Here's some pictures of my work for those that are not familiar with it. I have been a wood carver for around 30 years as a hobby and makng sticks for a couple of years. i made my first stick for my brother who was very ill at the time, he's sadly no loger with us but it stayed with me and I kept making them and improving on the craft. I mainy do dog toppers on a commission basis but will have a go at anything that interests me.

I have made quite a few for customers in the USA but carriage is costly.

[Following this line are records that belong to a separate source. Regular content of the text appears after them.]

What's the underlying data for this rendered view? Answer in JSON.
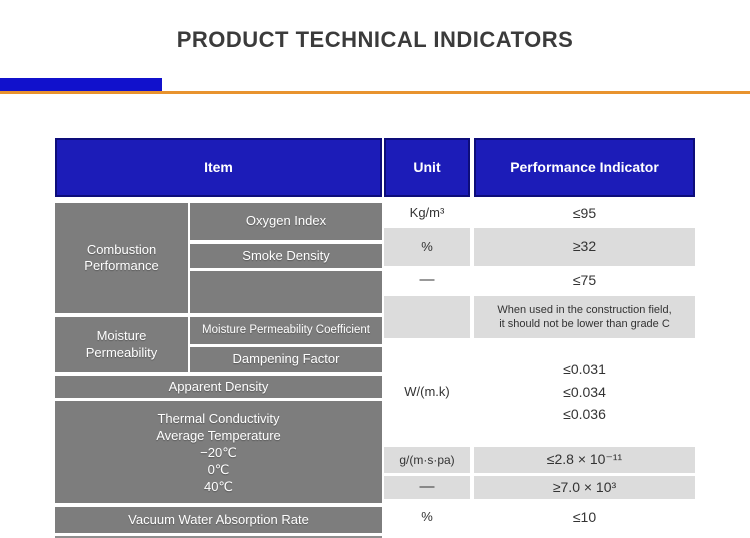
{
  "title": "PRODUCT TECHNICAL INDICATORS",
  "colors": {
    "header_blue": "#1c1cb8",
    "accent_blue_bar": "#1111cc",
    "accent_orange_bar": "#e8932f",
    "item_block_gray": "#7d7d7d",
    "row_gray": "#dcdcdc"
  },
  "table": {
    "header": {
      "item": "Item",
      "unit": "Unit",
      "indicator": "Performance Indicator"
    },
    "items": {
      "combustion": {
        "line1": "Combustion",
        "line2": "Performance"
      },
      "moisture": {
        "line1": "Moisture",
        "line2": "Permeability"
      },
      "oxygen_index": "Oxygen Index",
      "smoke_density": "Smoke Density",
      "moisture_permeability_coefficient": "Moisture Permeability Coefficient",
      "dampening_factor": "Dampening Factor",
      "apparent_density": "Apparent Density",
      "thermal": {
        "line1": "Thermal Conductivity",
        "line2": "Average Temperature",
        "line3": "−20℃",
        "line4": "0℃",
        "line5": "40℃"
      },
      "vacuum_water_absorption_rate": "Vacuum Water Absorption Rate"
    },
    "units": {
      "row1": "Kg/m³",
      "row2": "%",
      "row3": "—",
      "row5": "W/(m.k)",
      "row6": "g/(m·s·pa)",
      "row7": "—",
      "row8": "%"
    },
    "indicators": {
      "row1": "≤95",
      "row2": "≥32",
      "row3": "≤75",
      "grade_note": {
        "line1": "When used in the construction field,",
        "line2": "it should not be lower than grade C"
      },
      "thermal1": "≤0.031",
      "thermal2": "≤0.034",
      "thermal3": "≤0.036",
      "row6": "≤2.8 × 10⁻¹¹",
      "row7": "≥7.0 × 10³",
      "row8": "≤10"
    }
  }
}
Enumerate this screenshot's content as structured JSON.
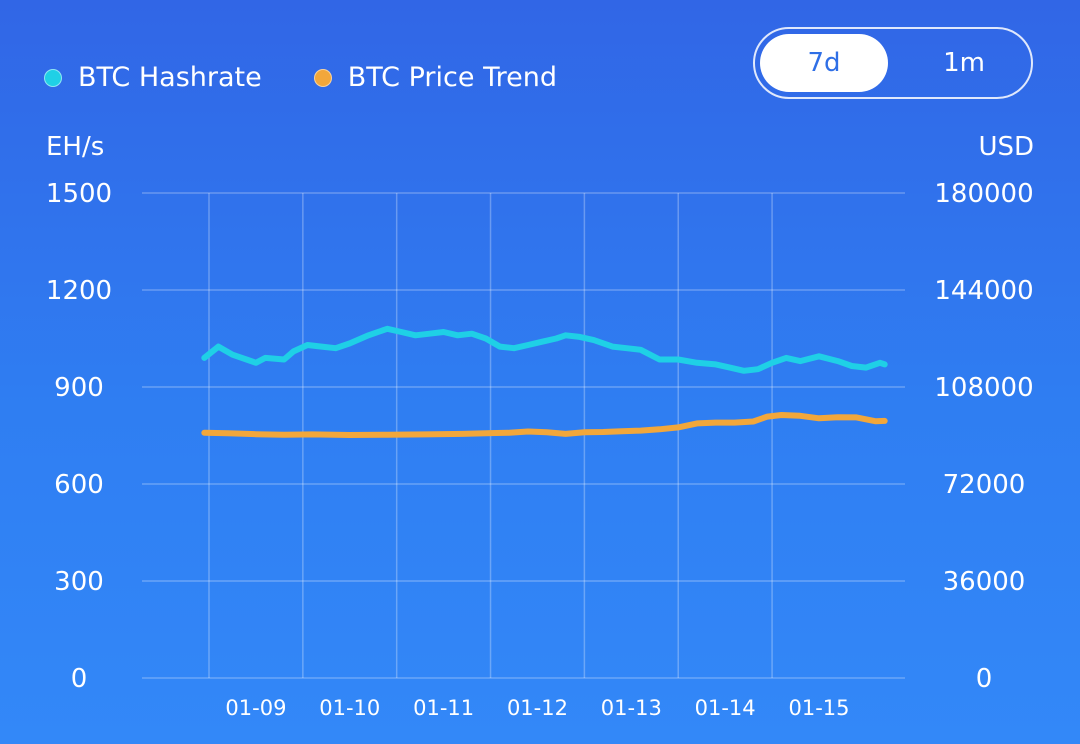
{
  "legend": [
    {
      "label": "BTC Hashrate",
      "color": "#1fd0e6"
    },
    {
      "label": "BTC Price Trend",
      "color": "#f2a73b"
    }
  ],
  "range_toggle": {
    "options": [
      "7d",
      "1m"
    ],
    "selected": "7d"
  },
  "chart_data": {
    "type": "line",
    "left_axis": {
      "unit": "EH/s",
      "ylim": [
        0,
        1500
      ],
      "ticks": [
        1500,
        1200,
        900,
        600,
        300,
        0
      ]
    },
    "right_axis": {
      "unit": "USD",
      "ylim": [
        0,
        180000
      ],
      "ticks": [
        180000,
        144000,
        108000,
        72000,
        36000,
        0
      ]
    },
    "x_ticks": [
      "01-09",
      "01-10",
      "01-11",
      "01-12",
      "01-13",
      "01-14",
      "01-15"
    ],
    "grid": true,
    "legend_position": "top-left",
    "series": [
      {
        "name": "BTC Hashrate",
        "axis": "left",
        "color": "#1fd0e6",
        "x": [
          8.45,
          8.6,
          8.75,
          8.9,
          9.0,
          9.1,
          9.3,
          9.4,
          9.55,
          9.7,
          9.85,
          10.0,
          10.2,
          10.4,
          10.55,
          10.7,
          10.85,
          11.0,
          11.15,
          11.3,
          11.45,
          11.6,
          11.75,
          11.9,
          12.05,
          12.2,
          12.3,
          12.45,
          12.6,
          12.8,
          12.95,
          13.1,
          13.3,
          13.5,
          13.7,
          13.9,
          14.05,
          14.2,
          14.35,
          14.5,
          14.65,
          14.8,
          15.0,
          15.2,
          15.35,
          15.5,
          15.65,
          15.7
        ],
        "y": [
          990,
          1025,
          1000,
          985,
          975,
          990,
          985,
          1010,
          1030,
          1025,
          1020,
          1035,
          1060,
          1080,
          1070,
          1060,
          1065,
          1070,
          1060,
          1065,
          1050,
          1025,
          1020,
          1030,
          1040,
          1050,
          1060,
          1055,
          1045,
          1025,
          1020,
          1015,
          985,
          985,
          975,
          970,
          960,
          950,
          955,
          975,
          990,
          980,
          995,
          980,
          965,
          960,
          975,
          970
        ]
      },
      {
        "name": "BTC Price Trend",
        "axis": "right",
        "color": "#f2a73b",
        "x": [
          8.45,
          8.7,
          9.0,
          9.3,
          9.6,
          10.0,
          10.4,
          10.8,
          11.2,
          11.5,
          11.7,
          11.9,
          12.1,
          12.3,
          12.5,
          12.7,
          12.9,
          13.1,
          13.3,
          13.5,
          13.7,
          13.9,
          14.1,
          14.3,
          14.45,
          14.6,
          14.8,
          15.0,
          15.2,
          15.4,
          15.6,
          15.7
        ],
        "y": [
          91000,
          90800,
          90500,
          90300,
          90400,
          90200,
          90300,
          90400,
          90600,
          90900,
          91000,
          91500,
          91200,
          90600,
          91200,
          91300,
          91600,
          91800,
          92300,
          93000,
          94500,
          94800,
          94800,
          95200,
          97000,
          97600,
          97300,
          96400,
          96800,
          96700,
          95300,
          95400
        ]
      }
    ]
  }
}
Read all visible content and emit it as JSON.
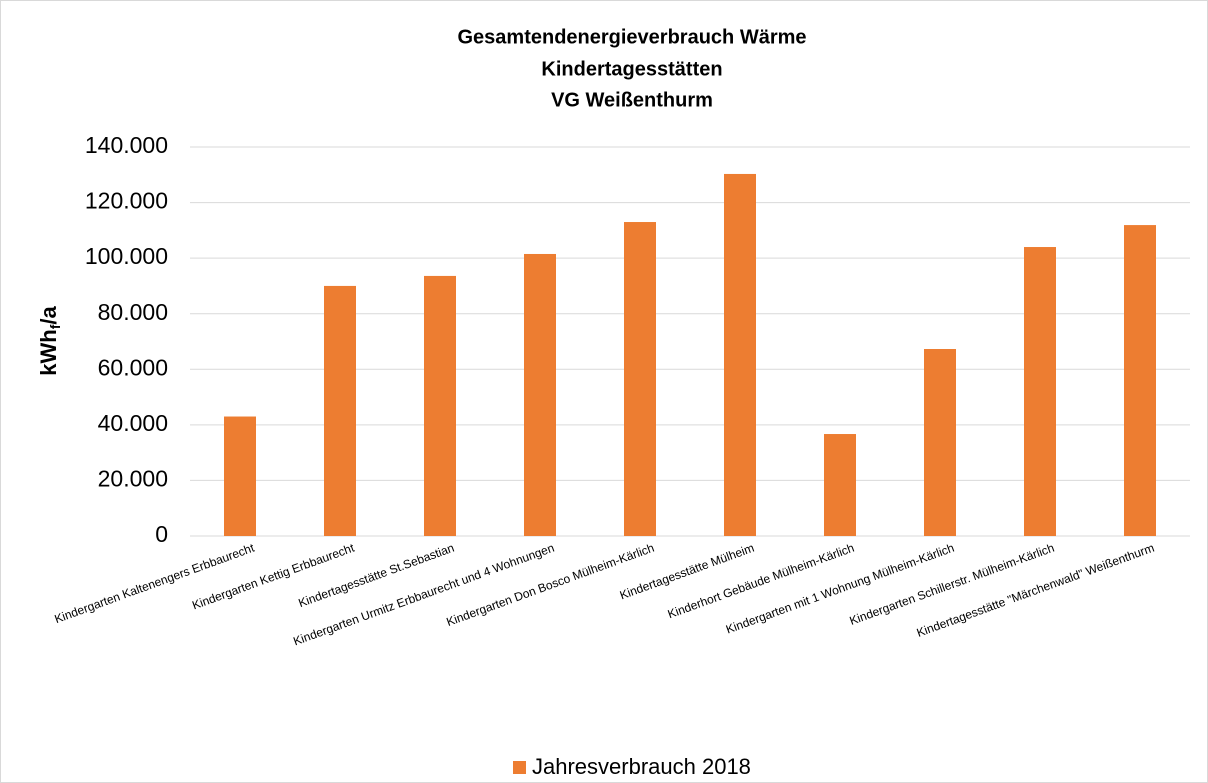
{
  "chart_data": {
    "type": "bar",
    "title": [
      "Gesamtendenergieverbrauch Wärme",
      "Kindertagesstätten",
      "VG Weißenthurm"
    ],
    "y_label": [
      "kWh",
      "f",
      "/a"
    ],
    "categories": [
      "Kindergarten Kaltenengers Erbbaurecht",
      "Kindergarten Kettig Erbbaurecht",
      "Kindertagesstätte St.Sebastian",
      "Kindergarten Urmitz Erbbaurecht und 4 Wohnungen",
      "Kindergarten Don Bosco Mülheim-Kärlich",
      "Kindertagesstätte Mülheim",
      "Kinderhort Gebäude Mülheim-Kärlich",
      "Kindergarten mit 1 Wohnung Mülheim-Kärlich",
      "Kindergarten Schillerstr. Mülheim-Kärlich",
      "Kindertagesstätte \"Märchenwald\" Weißenthurm"
    ],
    "series": [
      {
        "name": "Jahresverbrauch 2018",
        "color": "#ed7d31",
        "values": [
          43000,
          90000,
          93600,
          101500,
          113000,
          130300,
          36700,
          67300,
          104000,
          111900
        ]
      }
    ],
    "ylim": [
      0,
      140000
    ],
    "yticks": [
      {
        "value": 0,
        "label": "0"
      },
      {
        "value": 20000,
        "label": "20.000"
      },
      {
        "value": 40000,
        "label": "40.000"
      },
      {
        "value": 60000,
        "label": "60.000"
      },
      {
        "value": 80000,
        "label": "80.000"
      },
      {
        "value": 100000,
        "label": "100.000"
      },
      {
        "value": 120000,
        "label": "120.000"
      },
      {
        "value": 140000,
        "label": "140.000"
      }
    ],
    "grid": true,
    "legend": "bottom"
  }
}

not sure why the pictures are sideways!


----------



## dww2 (Feb 4, 2017)

Some very fine work there. When you have a moment, you should check out one of the older threads called Interchangeable Toppers started by Cobalt. It's about 8 topics down on the Homemade Walking Stick page. As a topper carver, you might find it interesting.


----------



## Rodney (Jun 12, 2015)

I like that thumbstick with the built in whistle. Is the brass a kit you can buy or did you make it?

Rodney


----------



## Stickcraft (Sep 12, 2017)

Thanks, I'll check out the interchangeable tops. The brass tipped thumb stick was home made but the whistle was bought in. It's a two piece stick with a screw joint and brass ferrul on the tip. The shank is fumed Chestnut.


----------



## Rodney (Jun 12, 2015)

Thank you. It's a sharp looking stick.

Rodney


----------



## walkingthedog (Jun 17, 2017)

Some nicely made sticks thanks for sharing.


----------



## RandyL476 (Aug 24, 2014)

That's some very good work.


----------



## Gloops (Jan 23, 2015)

Stickcraft said:


> Here's some pictures of my work for those that are not familiar with it. I have been a wood carver for around 30 years as a hobby and makng sticks for a couple of years. i made my first stick for my brother who was very ill at the time, he's sadly no loger with us but it stayed with me and I kept making them and improving on the craft. I mainy do dog toppers on a commission basis but will have a go at anything that interests me.
> 
> I have made quite a few for customers in the USA but carriage is costly.
> 
> ...


If I have this prob (can be seen when adding to post prior to posting) I delete go back to my source pic and rotate it, then reload. oh and great work with the toppers.


----------



## Stickcraft (Sep 12, 2017)

Yes I realise I can do thast but the photos are the correct way up on my PC but go sideways when loaded on to the forum page, could it be the size of the picture?


----------